The final cause, the cause of all causes, is first in intention but last in execution. It is attained only at the end, in a manner that is extrinsic, as it were, to the being or substance of a thing, though it proceeds from within. The attainment of the final cause, the final union with it, for the sake of which a being exists, towards which it is wholly and entirely oriented - this is something "merely accidental." Union with the end is a perfection that is added to the being of a thing. It is not essential to it. Nonetheless, it is its proper perfection - certainly in a way that is determined by the inner substance of the thing, as an actuality is only the actuality of a specific potency. A particular being has specific potencies for specific actualities - i.e. for specific perfections. The attainment of these perfections is indeed desired by the thing according to its own, inner, substantial nature. But the attainment of the end is not itself the substantial nature of the thing.

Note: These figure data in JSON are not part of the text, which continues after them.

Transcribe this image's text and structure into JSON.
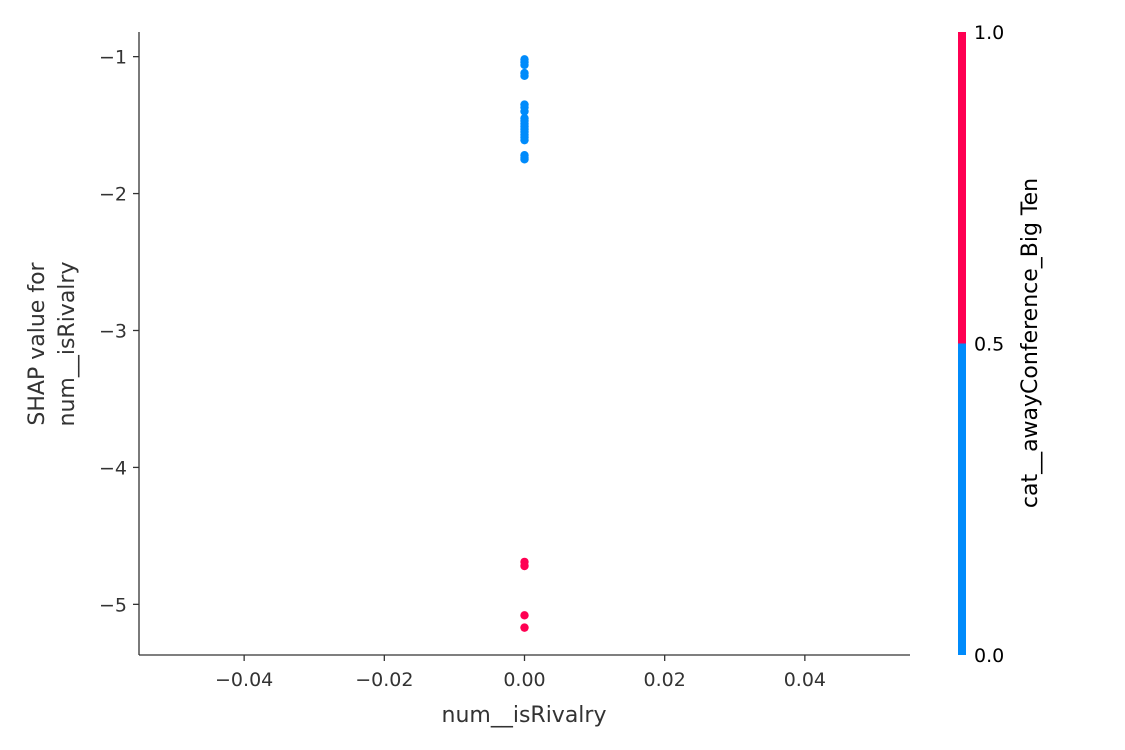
{
  "chart_data": {
    "type": "scatter",
    "title": "",
    "xlabel": "num__isRivalry",
    "ylabel_lines": [
      "SHAP value for",
      "num__isRivalry"
    ],
    "xlim": [
      -0.055,
      0.055
    ],
    "ylim": [
      -5.37,
      -0.82
    ],
    "x_ticks": [
      -0.04,
      -0.02,
      0.0,
      0.02,
      0.04
    ],
    "x_tick_labels": [
      "−0.04",
      "−0.02",
      "0.00",
      "0.02",
      "0.04"
    ],
    "y_ticks": [
      -1,
      -2,
      -3,
      -4,
      -5
    ],
    "y_tick_labels": [
      "−1",
      "−2",
      "−3",
      "−4",
      "−5"
    ],
    "grid": false,
    "colorbar": {
      "label": "cat__awayConference_Big Ten",
      "ticks": [
        0.0,
        0.5,
        1.0
      ],
      "tick_labels": [
        "0.0",
        "0.5",
        "1.0"
      ],
      "low_color": "#008bfb",
      "high_color": "#ff0052"
    },
    "series": [
      {
        "color": "#008bfb",
        "feature_value": 0,
        "points": [
          [
            0,
            -1.02
          ],
          [
            0,
            -1.04
          ],
          [
            0,
            -1.06
          ],
          [
            0,
            -1.12
          ],
          [
            0,
            -1.14
          ],
          [
            0,
            -1.35
          ],
          [
            0,
            -1.37
          ],
          [
            0,
            -1.4
          ],
          [
            0,
            -1.45
          ],
          [
            0,
            -1.47
          ],
          [
            0,
            -1.49
          ],
          [
            0,
            -1.51
          ],
          [
            0,
            -1.53
          ],
          [
            0,
            -1.55
          ],
          [
            0,
            -1.57
          ],
          [
            0,
            -1.59
          ],
          [
            0,
            -1.61
          ],
          [
            0,
            -1.72
          ],
          [
            0,
            -1.74
          ],
          [
            0,
            -1.75
          ]
        ]
      },
      {
        "color": "#ff0052",
        "feature_value": 1,
        "points": [
          [
            0,
            -4.69
          ],
          [
            0,
            -4.72
          ],
          [
            0,
            -5.08
          ],
          [
            0,
            -5.17
          ]
        ]
      }
    ]
  }
}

The attainment of the end is an accident of the being that attains the end.

Especially is this true of man, for whom, above all other creatures (besides the angels), his perfection comes from outside of him (although, again more than all other creatures, the potency for this perfection is indeed within him); and he must proceed from within himself towards what is outside, transcendent, Other, in order to be united to the Good, which is his own good. The attainment of perfection is a matter of ecstasy, which is going outside of oneself. A human person is not a subsistent relation; but he is saved only by entering into a relation.

Man is saved by accidents. Virtues are accidents of the soul. Knowledge is an accident of the soul. Grace is an accident of the soul. The light of glory is an accident of the soul. The Church is an accidental unity. The forms of the Sacraments are accidental unities. We are united to our neighbors in an accidental unity, by the virtue of charity. Our own attainment of our final end, union with God Himself, is an accident of the soul. Suddenly, contrary to all of our initial intuitions, the best and most important things in life come to us in the form of accidents; suddenly we owe the most reverence to things which are accidental - second only to what we owe to God. Without all these accidental things, human life would not only be utterly pale, boring, minimalistic, and iconoclastic; it would also be destined only for death.